。比玉以为父亲要听自己详细地说一说刚才术士解卦的情景,便跟随父亲到门阙处。
施惠却没跟比玉说话,只跟等在这里的自己家的一干奴仆小声地耳语了几句。那些人便都冲比玉围过来,走到近前,不由分说,一个人捂住比玉的嘴巴,三五个力壮的将比玉扳倒,直接抬到一辆犊车内。
“把他押回府内,锁起来!”
目送着犊车出宫而去,施惠放心地回到云龙门内,像什么事都没发生一样。
“令公子干什么来?怎么听他说什么‘不可以’?”礼官问。
“说起来惭愧。”施惠不慌不忙地道,“关于纳吉所备礼物一事,在下曾与小儿有过一番争论,在下主张一切按照礼制而来,可小儿却认为礼物太轻,需要依今礼再加五匹帛才行,所以他才喊‘不可以,不可以’的。”
礼官听了哭笑不得:“今礼也好,古礼也好,无可无不可。只是令公子这么一闹,实在是有伤大雅。

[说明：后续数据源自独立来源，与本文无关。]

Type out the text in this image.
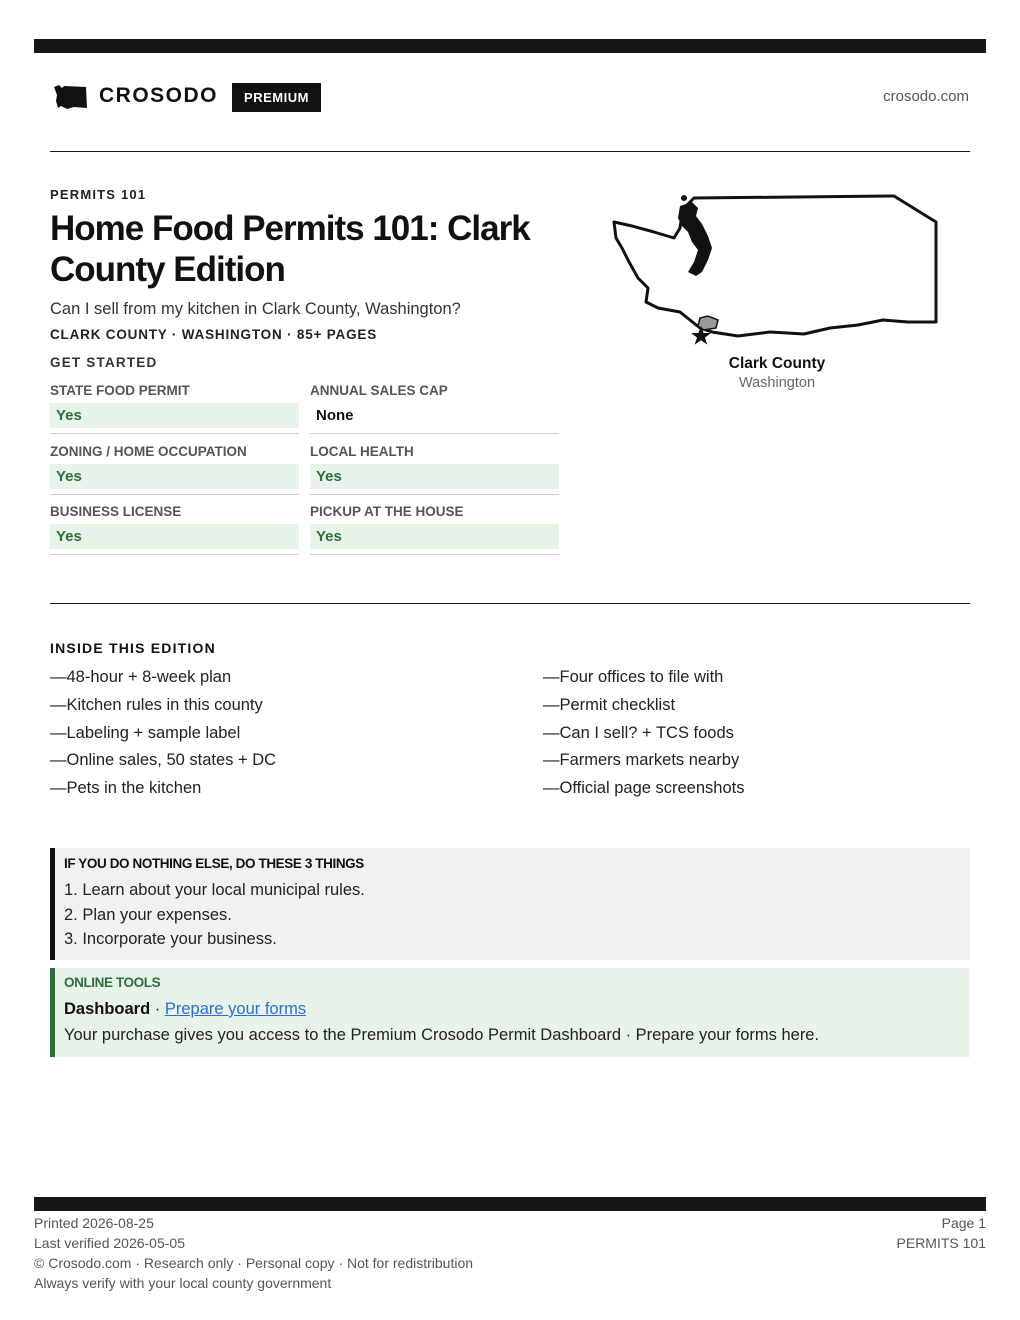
CROSODO	PREMIUM	crosodo.com
PERMITS 101
Home Food Permits 101: Clark County Edition
Can I sell from my kitchen in Clark County, Washington?
CLARK COUNTY · WASHINGTON · 85+ PAGES
GET STARTED
STATE FOOD PERMIT
Yes
ANNUAL SALES CAP
None
ZONING / HOME OCCUPATION
Yes
LOCAL HEALTH
Yes
BUSINESS LICENSE
Yes
PICKUP AT THE HOUSE
Yes
Clark County
Washington
INSIDE THIS EDITION
—48-hour + 8-week plan
—Kitchen rules in this county
—Labeling + sample label
—Online sales, 50 states + DC
—Pets in the kitchen
—Four offices to file with
—Permit checklist
—Can I sell? + TCS foods
—Farmers markets nearby
—Official page screenshots
IF YOU DO NOTHING ELSE, DO THESE 3 THINGS
1. Learn about your local municipal rules.
2. Plan your expenses.
3. Incorporate your business.
ONLINE TOOLS
Dashboard · Prepare your forms
Your purchase gives you access to the Premium Crosodo Permit Dashboard · Prepare your forms here.
Printed 2026-08-25
Last verified 2026-05-05
© Crosodo.com · Research only · Personal copy · Not for redistribution
Always verify with your local county government
Page 1
PERMITS 101
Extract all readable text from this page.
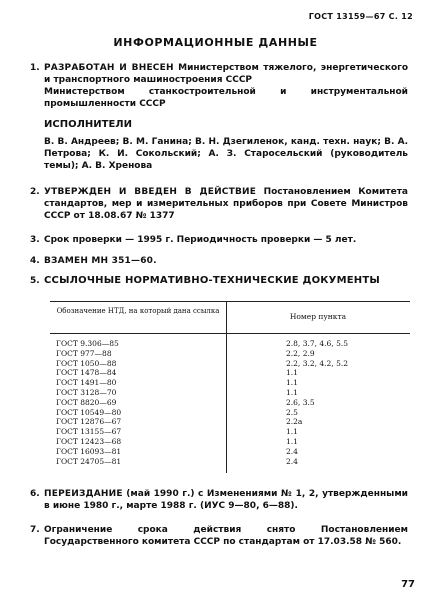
ГОСТ 13159—67 С. 12
ИНФОРМАЦИОННЫЕ ДАННЫЕ
1. РАЗРАБОТАН И ВНЕСЕН Министерством тяжелого, энергетического и транспортного машиностроения СССР

Министерством станкостроительной и инструментальной промышленности СССР

ИСПОЛНИТЕЛИ

В. В. Андреев; В. М. Ганина; В. Н. Дзегиленок, канд. техн. наук; В. А. Петрова; К. И. Сокольский; А. З. Старосельский (руководитель темы); А. В. Хренова

2. УТВЕРЖДЕН И ВВЕДЕН В ДЕЙСТВИЕ Постановлением Комитета стандартов, мер и измерительных приборов при Совете Министров СССР от 18.08.67 № 1377

3. Срок проверки — 1995 г. Периодичность проверки — 5 лет.

4. ВЗАМЕН МН 351—60.

5. ССЫЛОЧНЫЕ НОРМАТИВНО-ТЕХНИЧЕСКИЕ ДОКУМЕНТЫ

Обозначение НТД, на который дана ссылка
Номер пункта
ГОСТ 9.306—85	2.8, 3.7, 4.6, 5.5
ГОСТ 977—88	2.2, 2.9
ГОСТ 1050—88	2.2, 3.2, 4.2, 5.2
ГОСТ 1478—84	1.1
ГОСТ 1491—80	1.1
ГОСТ 3128—70	1.1
ГОСТ 8820—69	2.6, 3.5
ГОСТ 10549—80	2.5
ГОСТ 12876—67	2.2а
ГОСТ 13155—67	1.1
ГОСТ 12423—68	1.1
ГОСТ 16093—81	2.4
ГОСТ 24705—81	2.4
6. ПЕРЕИЗДАНИЕ (май 1990 г.) с Изменениями № 1, 2, утвержденными в июне 1980 г., марте 1988 г. (ИУС 9—80, 6—88).

7. Ограничение срока действия снято Постановлением Государственного комитета СССР по стандартам от 17.03.58 № 560.

77
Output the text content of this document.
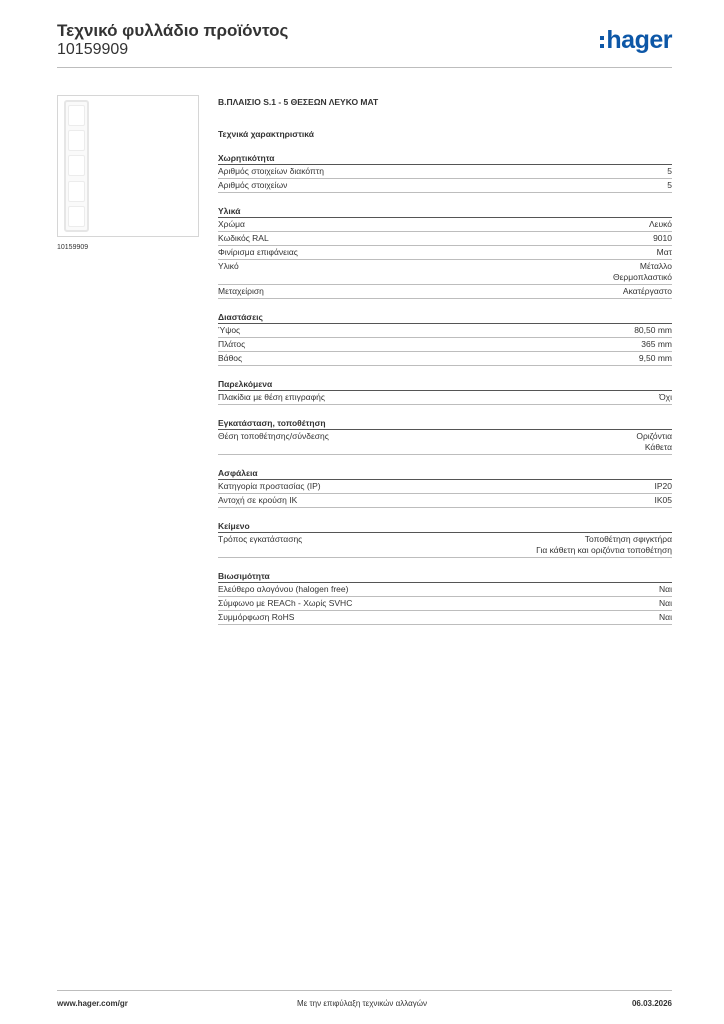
Τεχνικό φυλλάδιο προϊόντος
10159909	hager
10159909
Β.ΠΛΑΙΣΙΟ S.1 - 5 ΘΕΣΕΩΝ ΛΕΥΚΟ ΜΑΤ
Τεχνικά χαρακτηριστικά
Χωρητικότητα
Αριθμός στοιχείων διακόπτη	5
Αριθμός στοιχείων	5
Υλικά
Χρώμα	Λευκό
Κωδικός RAL	9010
Φινίρισμα επιφάνειας	Ματ
Υλικό	Μέταλλο
Θερμοπλαστικό
Μεταχείριση	Ακατέργαστο
Διαστάσεις
Ύψος	80,50 mm
Πλάτος	365 mm
Βάθος	9,50 mm
Παρελκόμενα
Πλακίδια με θέση επιγραφής	Όχι
Εγκατάσταση, τοποθέτηση
Θέση τοποθέτησης/σύνδεσης	Οριζόντια
Κάθετα
Ασφάλεια
Κατηγορία προστασίας (IP)	IP20
Αντοχή σε κρούση IK	IK05
Κείμενο
Τρόπος εγκατάστασης	Τοποθέτηση σφιγκτήρα
Για κάθετη και οριζόντια τοποθέτηση
Βιωσιμότητα
Ελεύθερο αλογόνου (halogen free)	Ναι
Σύμφωνο με REACh - Χωρίς SVHC	Ναι
Συμμόρφωση RoHS	Ναι
www.hager.com/gr	Με την επιφύλαξη τεχνικών αλλαγών	06.03.2026
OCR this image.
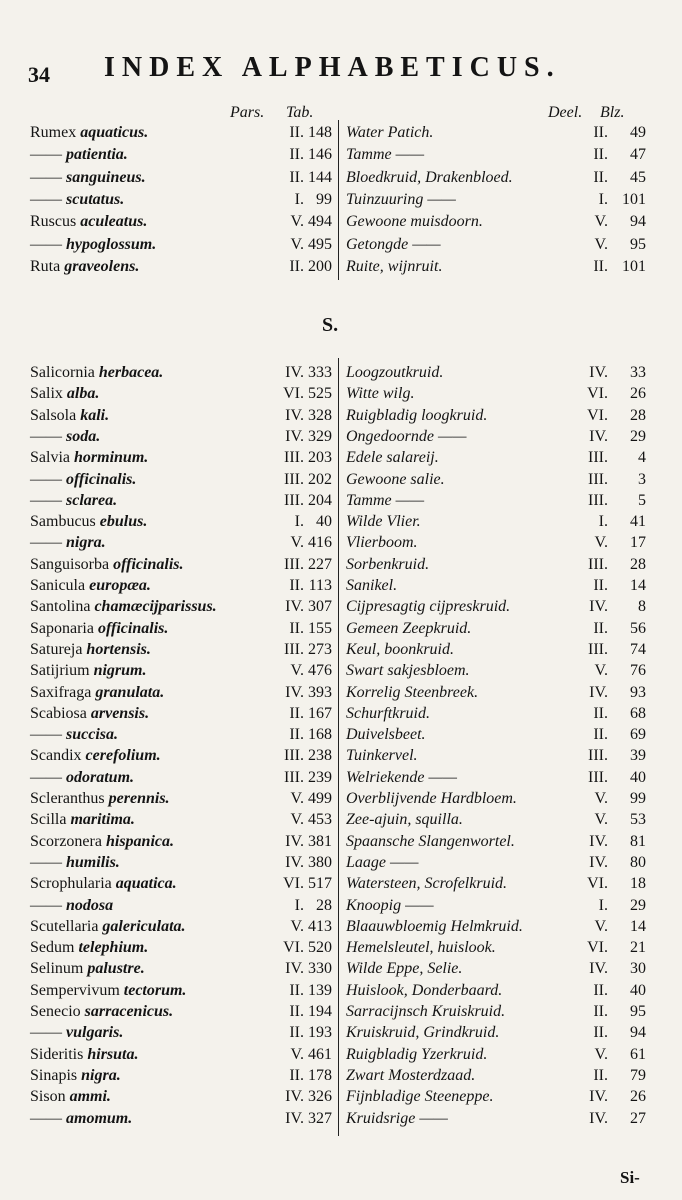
34 INDEX ALPHABETICUS.
Pars. Tab.	Deel. Blz.
S.
Rumex aquaticus.	II. 148 Water Patich.	II.	49
—— patientia.	II. 146 Tamme ——	II.	47
—— sanguineus.	II. 144 Bloedkruid, Drakenbloed.	II.	45
—— scutatus.	I. 99 Tuinzuuring ——	I. 101
Ruscus aculeatus.	V. 494 Gewoone muisdoorn.	V.	94
—— hypoglossum.	V. 495 Getongde ——	V.	95
Ruta graveolens.	II. 200 Ruite, wijnruit.	II. 101
Salicornia herbacea.	IV. 333 Loogzoutkruid.	IV.	33
Salix alba.	VI. 525 Witte wilg.	VI.	26
Salsola kali.	IV. 328 Ruigbladig loogkruid.	VI.	28
—— soda.	IV. 329 Ongedoornde ——	IV.	29
Salvia horminum.	III. 203 Edele salareij.	III.	4
—— officinalis.	III. 202 Gewoone salie.	III.	3
—— sclarea.	III. 204 Tamme ——	III.	5
Sambucus ebulus.	I. 40 Wilde Vlier.	I.	41
—— nigra.	V. 416 Vlierboom.	V.	17
Sanguisorba officinalis.	III. 227 Sorbenkruid.	III.	28
Sanicula europæa.	II. 113 Sanikel.	II.	14
Santolina chamæcijparissus.	IV. 307 Cijpresagtig cijpreskruid.	IV.	8
Saponaria officinalis.	II. 155 Gemeen Zeepkruid.	II.	56
Satureja hortensis.	III. 273 Keul, boonkruid.	III.	74
Satijrium nigrum.	V. 476 Swart sakjesbloem.	V.	76
Saxifraga granulata.	IV. 393 Korrelig Steenbreek.	IV.	93
Scabiosa arvensis.	II. 167 Schurftkruid.	II.	68
—— succisa.	II. 168 Duivelsbeet.	II.	69
Scandix cerefolium.	III. 238 Tuinkervel.	III.	39
—— odoratum.	III. 239 Welriekende ——	III.	40
Scleranthus perennis.	V. 499 Overblijvende Hardbloem.	V.	99
Scilla maritima.	V. 453 Zee-ajuin, squilla.	V.	53
Scorzonera hispanica.	IV. 381 Spaansche Slangenwortel.	IV.	81
—— humilis.	IV. 380 Laage ——	IV.	80
Scrophularia aquatica.	VI. 517 Watersteen, Scrofelkruid.	VI.	18
—— nodosa	I. 28 Knoopig ——	I.	29
Scutellaria galericulata.	V. 413 Blaauwbloemig Helmkruid.	V.	14
Sedum telephium.	VI. 520 Hemelsleutel, huislook.	VI.	21
Selinum palustre.	IV. 330 Wilde Eppe, Selie.	IV.	30
Sempervivum tectorum.	II. 139 Huislook, Donderbaard.	II.	40
Senecio sarracenicus.	II. 194 Sarracijnsch Kruiskruid.	II.	95
—— vulgaris.	II. 193 Kruiskruid, Grindkruid.	II.	94
Sideritis hirsuta.	V. 461 Ruigbladig Yzerkruid.	V.	61
Sinapis nigra.	II. 178 Zwart Mosterdzaad.	II.	79
Sison ammi.	IV. 326 Fijnbladige Steeneppe.	IV.	26
—— amomum.	IV. 327 Kruidsrige ——	IV.	27
Si-
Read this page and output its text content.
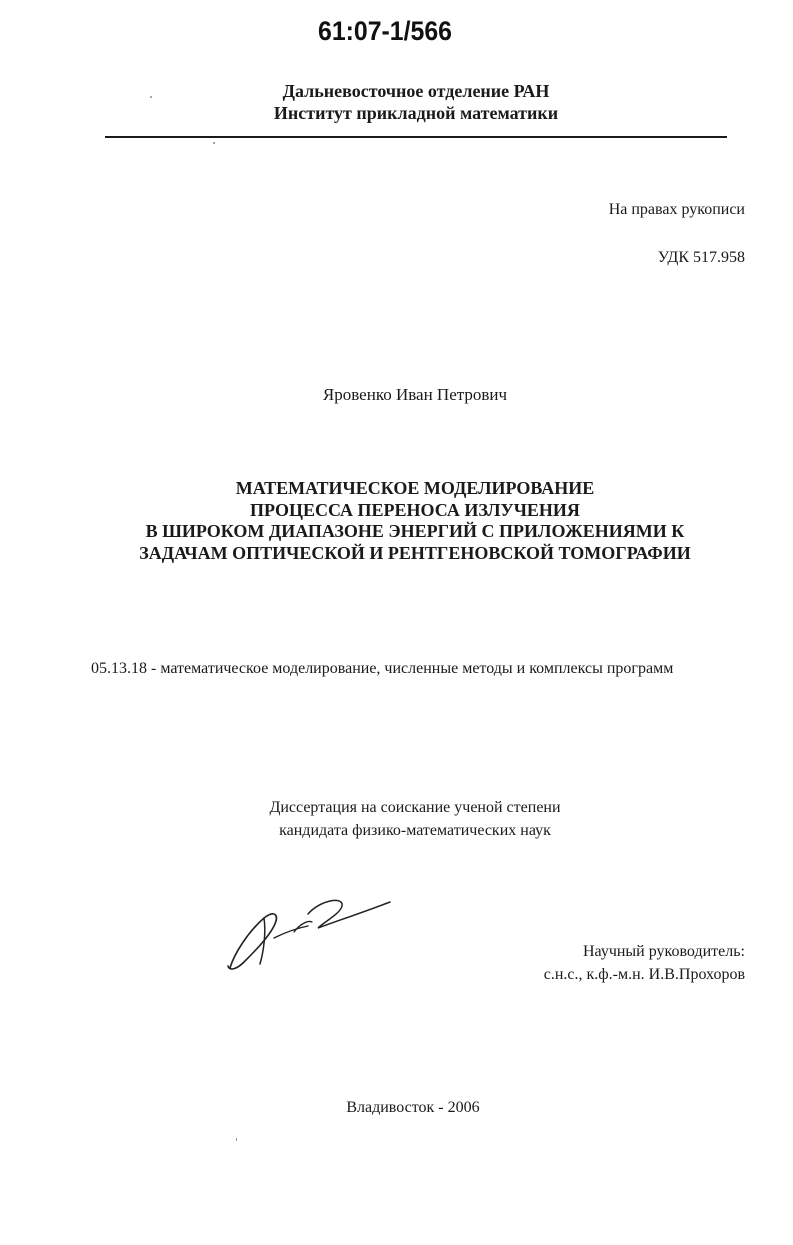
61:07-1/566
Дальневосточное отделение РАН
Институт прикладной математики
На правах рукописи
УДК 517.958
Яровенко Иван Петрович
МАТЕМАТИЧЕСКОЕ МОДЕЛИРОВАНИЕ
ПРОЦЕССА ПЕРЕНОСА ИЗЛУЧЕНИЯ
В ШИРОКОМ ДИАПАЗОНЕ ЭНЕРГИЙ С ПРИЛОЖЕНИЯМИ К
ЗАДАЧАМ ОПТИЧЕСКОЙ И РЕНТГЕНОВСКОЙ ТОМОГРАФИИ
05.13.18 - математическое моделирование, численные методы и комплексы программ
Диссертация на соискание ученой степени
кандидата физико-математических наук
Научный руководитель:
с.н.с., к.ф.-м.н. И.В.Прохоров
Владивосток - 2006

驸马可不是好做的,一切都要讲究礼法,要是亲迎那天也是这个样子,还了得吗?你回家之后,千万要好好教诲教诲他才行!”
施惠擦了擦额角的汗,低头颔首连连答应着:“诺诺诺,谨遵告诫。”
王衍继续行了纳吉礼,一如纳采、问名一样,吃了皇家赐的御宴,才跟施惠回府去。
施惠回到府中之后,很觉得此事蹊跷,再问问比玉当时的详细情况,比玉却什么也不说。他心内想道:如果那个所谓的术士真的是以游方算卦为生的,必定是一路走,一路算的。既然来到了人口众多、富庶繁华的洛阳城,应该不会着急离开,肯定还在城内。
“派下五十个人,满洛阳城给我找,找到这名术士者有赏。”
府内仆从众多,当下就抽调了五十人,满洛阳城暗访查找这名术士。谁知一连找了几天,都一无所获。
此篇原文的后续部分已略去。